10. Not a pizza restaurant. And not because we can't find one. Dig is not in love with St Ives. I can tell. Perhaps he feels like too much of a tourist. Or not enough of one. He thinks the restaurants are too crowded, and noisy, and there are too many young people in them. I tell him it is not as bad as Newquay where I am too old for the beach by some 30 years and there is a curfew out on anyone aged older than 25 by reason of age being way too uncool. We decide to drag our offspring and our geriatric carcases back to the van via a chip shop. Which seems a very suitable thing to do in the pouring rain.

3 comments:

Suburbia said...

Oh dear!

sharon said...

More examples of Sod's Law at work. There are a couple of places in Devon (I think we were in Devon at the time, you'd never guess I passed my Geography GCE) that do not allow private cars etc. Clovelly is one. It is really lovely although best seen outside of 'tourist season'. I can't remember the other place name.
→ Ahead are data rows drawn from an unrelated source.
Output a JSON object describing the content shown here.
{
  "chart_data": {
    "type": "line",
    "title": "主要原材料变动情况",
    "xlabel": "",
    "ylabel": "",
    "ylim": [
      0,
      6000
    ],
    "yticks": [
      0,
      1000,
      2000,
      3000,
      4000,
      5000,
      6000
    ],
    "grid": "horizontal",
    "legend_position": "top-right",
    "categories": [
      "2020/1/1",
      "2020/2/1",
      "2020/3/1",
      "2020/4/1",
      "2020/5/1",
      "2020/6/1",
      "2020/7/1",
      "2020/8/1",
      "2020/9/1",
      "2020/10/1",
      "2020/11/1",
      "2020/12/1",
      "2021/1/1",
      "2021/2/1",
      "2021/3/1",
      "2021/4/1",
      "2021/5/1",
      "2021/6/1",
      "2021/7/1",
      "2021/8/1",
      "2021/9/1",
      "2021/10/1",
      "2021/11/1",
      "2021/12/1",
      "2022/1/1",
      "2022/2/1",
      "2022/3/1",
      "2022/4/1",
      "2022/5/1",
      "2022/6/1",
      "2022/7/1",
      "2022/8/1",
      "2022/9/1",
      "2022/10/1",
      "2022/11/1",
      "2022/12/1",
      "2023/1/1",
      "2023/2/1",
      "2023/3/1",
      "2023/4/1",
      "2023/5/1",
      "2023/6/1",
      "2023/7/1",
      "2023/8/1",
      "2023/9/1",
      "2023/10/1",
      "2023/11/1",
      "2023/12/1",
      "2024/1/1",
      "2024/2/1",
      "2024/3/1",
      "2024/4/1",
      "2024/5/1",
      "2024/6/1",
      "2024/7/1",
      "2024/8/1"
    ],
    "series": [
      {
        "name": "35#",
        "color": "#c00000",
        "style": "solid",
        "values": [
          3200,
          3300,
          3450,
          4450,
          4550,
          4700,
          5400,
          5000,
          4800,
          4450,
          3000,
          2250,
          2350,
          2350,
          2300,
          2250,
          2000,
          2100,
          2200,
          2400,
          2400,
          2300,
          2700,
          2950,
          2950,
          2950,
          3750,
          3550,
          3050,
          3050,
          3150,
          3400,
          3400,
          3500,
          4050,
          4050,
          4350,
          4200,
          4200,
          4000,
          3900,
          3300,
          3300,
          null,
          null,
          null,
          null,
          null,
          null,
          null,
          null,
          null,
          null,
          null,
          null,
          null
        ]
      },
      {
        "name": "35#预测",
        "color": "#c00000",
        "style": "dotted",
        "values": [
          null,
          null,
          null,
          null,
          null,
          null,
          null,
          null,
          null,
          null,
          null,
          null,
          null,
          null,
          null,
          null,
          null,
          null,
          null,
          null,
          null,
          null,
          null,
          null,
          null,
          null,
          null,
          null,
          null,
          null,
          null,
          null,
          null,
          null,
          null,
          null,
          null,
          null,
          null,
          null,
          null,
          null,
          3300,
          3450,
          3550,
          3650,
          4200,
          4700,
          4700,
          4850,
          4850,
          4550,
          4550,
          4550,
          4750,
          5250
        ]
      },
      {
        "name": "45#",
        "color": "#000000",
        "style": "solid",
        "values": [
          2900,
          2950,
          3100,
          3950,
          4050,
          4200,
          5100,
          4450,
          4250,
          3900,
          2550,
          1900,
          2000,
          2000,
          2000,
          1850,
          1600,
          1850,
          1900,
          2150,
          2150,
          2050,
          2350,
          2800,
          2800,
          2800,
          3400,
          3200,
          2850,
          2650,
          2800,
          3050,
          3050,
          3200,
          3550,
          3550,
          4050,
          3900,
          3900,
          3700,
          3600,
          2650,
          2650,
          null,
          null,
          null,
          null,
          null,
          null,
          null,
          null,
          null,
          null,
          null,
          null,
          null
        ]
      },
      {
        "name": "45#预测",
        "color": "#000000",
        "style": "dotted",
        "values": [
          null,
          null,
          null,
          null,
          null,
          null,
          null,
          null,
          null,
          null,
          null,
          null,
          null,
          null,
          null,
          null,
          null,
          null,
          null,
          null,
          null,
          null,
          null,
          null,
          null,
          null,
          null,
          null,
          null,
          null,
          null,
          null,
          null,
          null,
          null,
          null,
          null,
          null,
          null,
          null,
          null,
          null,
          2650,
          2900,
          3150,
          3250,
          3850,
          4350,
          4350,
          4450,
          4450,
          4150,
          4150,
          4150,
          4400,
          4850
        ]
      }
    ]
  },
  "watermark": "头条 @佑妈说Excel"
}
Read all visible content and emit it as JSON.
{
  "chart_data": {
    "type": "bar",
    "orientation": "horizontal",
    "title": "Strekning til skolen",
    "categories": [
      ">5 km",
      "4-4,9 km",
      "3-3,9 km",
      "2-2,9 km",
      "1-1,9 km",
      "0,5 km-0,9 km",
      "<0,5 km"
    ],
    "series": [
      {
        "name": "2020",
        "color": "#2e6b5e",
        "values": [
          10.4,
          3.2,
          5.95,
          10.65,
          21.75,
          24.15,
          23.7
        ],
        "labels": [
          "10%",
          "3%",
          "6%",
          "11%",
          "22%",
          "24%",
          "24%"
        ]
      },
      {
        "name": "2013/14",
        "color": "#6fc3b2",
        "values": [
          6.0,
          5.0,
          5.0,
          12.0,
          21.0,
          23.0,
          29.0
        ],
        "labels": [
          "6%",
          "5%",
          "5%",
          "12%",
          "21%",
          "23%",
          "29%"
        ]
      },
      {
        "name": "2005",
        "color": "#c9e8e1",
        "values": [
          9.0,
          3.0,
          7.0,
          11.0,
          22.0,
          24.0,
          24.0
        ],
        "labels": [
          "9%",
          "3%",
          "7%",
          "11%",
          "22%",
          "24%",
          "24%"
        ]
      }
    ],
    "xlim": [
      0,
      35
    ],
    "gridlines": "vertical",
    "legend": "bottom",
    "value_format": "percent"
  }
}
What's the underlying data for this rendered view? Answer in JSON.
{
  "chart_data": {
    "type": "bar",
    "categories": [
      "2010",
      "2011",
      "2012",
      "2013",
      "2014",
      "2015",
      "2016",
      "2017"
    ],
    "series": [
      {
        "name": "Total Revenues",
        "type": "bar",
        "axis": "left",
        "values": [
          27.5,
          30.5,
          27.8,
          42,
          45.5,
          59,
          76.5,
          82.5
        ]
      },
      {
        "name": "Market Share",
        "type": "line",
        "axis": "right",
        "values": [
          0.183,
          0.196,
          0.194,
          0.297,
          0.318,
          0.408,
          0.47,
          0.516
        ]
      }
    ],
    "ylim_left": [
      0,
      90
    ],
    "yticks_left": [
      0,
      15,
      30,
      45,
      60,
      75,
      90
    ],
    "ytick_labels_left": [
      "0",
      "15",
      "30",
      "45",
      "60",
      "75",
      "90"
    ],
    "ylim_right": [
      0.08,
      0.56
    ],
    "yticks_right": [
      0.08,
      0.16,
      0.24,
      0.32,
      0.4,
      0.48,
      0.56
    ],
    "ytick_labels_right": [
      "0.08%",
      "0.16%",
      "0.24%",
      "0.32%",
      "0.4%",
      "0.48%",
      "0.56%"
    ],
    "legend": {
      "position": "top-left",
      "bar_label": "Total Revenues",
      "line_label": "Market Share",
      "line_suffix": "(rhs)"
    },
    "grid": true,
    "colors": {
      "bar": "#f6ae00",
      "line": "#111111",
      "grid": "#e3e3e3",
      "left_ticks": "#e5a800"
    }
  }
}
It may have been Lynmouth..? I know that they were places we could stop obsessing over our younger son who moved like lightening and was seldom where you wanted him to be.

Elibee said...

Why did you mention St Ives, I had completely blanked out it's existence after a seagull did a runner with the chip I was about to eat and while I was frozen with shock a fierce teenager shouted at me for feeding the seagulls and encouraging them to snatch food from unsuspecting tourists.

Listen to Sharon, go north to Clovelly and stay at the Red Lion, better class of seagull.